Een enkelvoudige draad onder een isolatorketting zonder coronavoorzieningen of vlamboogpinnen. De klem zelf draagt binnenin een rubberen slab en de draad is vastgemaakt met bevestigingsspiralen die samen een kous vormen. Rechts zien we die spiralen goed bij een bundelafstandhouder, die we later nog tegenkomen. Foto's door Bart Sondaar en Michel van Giersbergen.
Bij bundelgeleiders zit er een extra onderdeel bij tussen; een brug. Deze metalen plank heeft een beetje de taak van een balans. Aan de bovenzijde zit hij vast aan de isolatorketting en aan de onderzijde draagt hij twee, drie of vier draden netjes in evenwicht.

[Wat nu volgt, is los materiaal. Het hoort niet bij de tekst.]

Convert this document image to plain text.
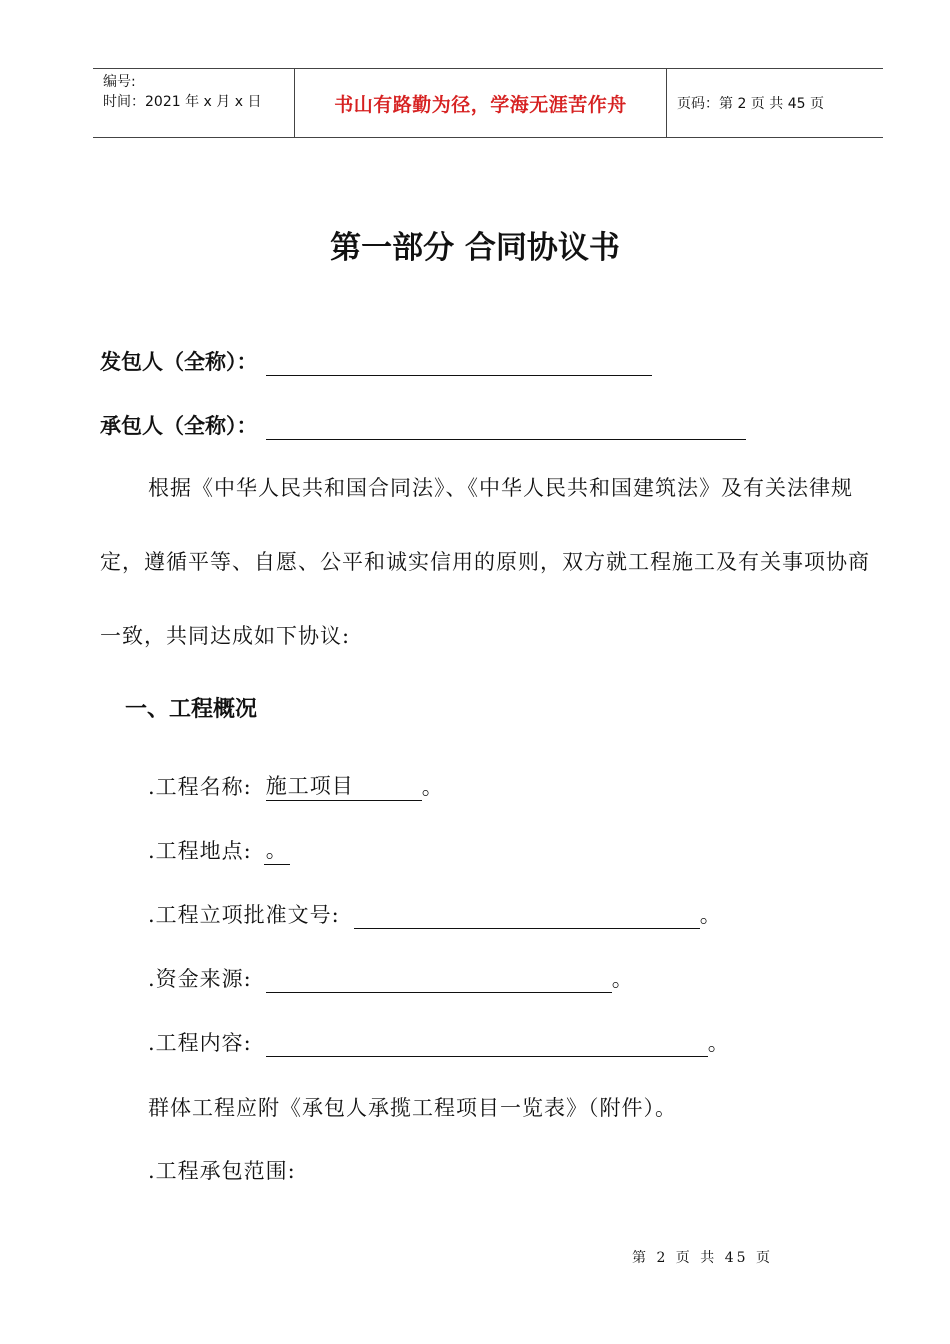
编号:
时间：2021 年 x 月 x 日	书山有路勤为径，学海无涯苦作舟	页码：第 2 页 共 45 页
第一部分 合同协议书
发包人（全称）：
承包人（全称）：
根据《中华人民共和国合同法》、《中华人民共和国建筑法》及有关法律规定，遵循平等、自愿、公平和诚实信用的原则，双方就工程施工及有关事项协商一致，共同达成如下协议:
一、工程概况
.工程名称: 施工项目	。
.工程地点: 。
.工程立项批准文号:	。
.资金来源:	。
.工程内容:	。
群体工程应附《承包人承揽工程项目一览表》（附件）。
.工程承包范围:
第 2 页 共 45 页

De bevestiging van individuele draden gaat daarna weer net zo als bij een enkelvoudige draad. Behalve bij verticaal uitgelijnde tweebundels en bij vierbundels, want daar zijn weer speciale draagarmpjes of schommeltjes nodig om de recht boven elkaar te houden.
Het dragen van een vierbundel is wat complexer dan een enkelvoudige draad. De brug zorgt voor het juiste evenwicht. Aan beide zijden van de brug zitten twee speciale draagarmpjes bevestigd die op hun beurt de twee draden per helft ook weer netjes verticaal dragen. Foto door Bart Sondaar.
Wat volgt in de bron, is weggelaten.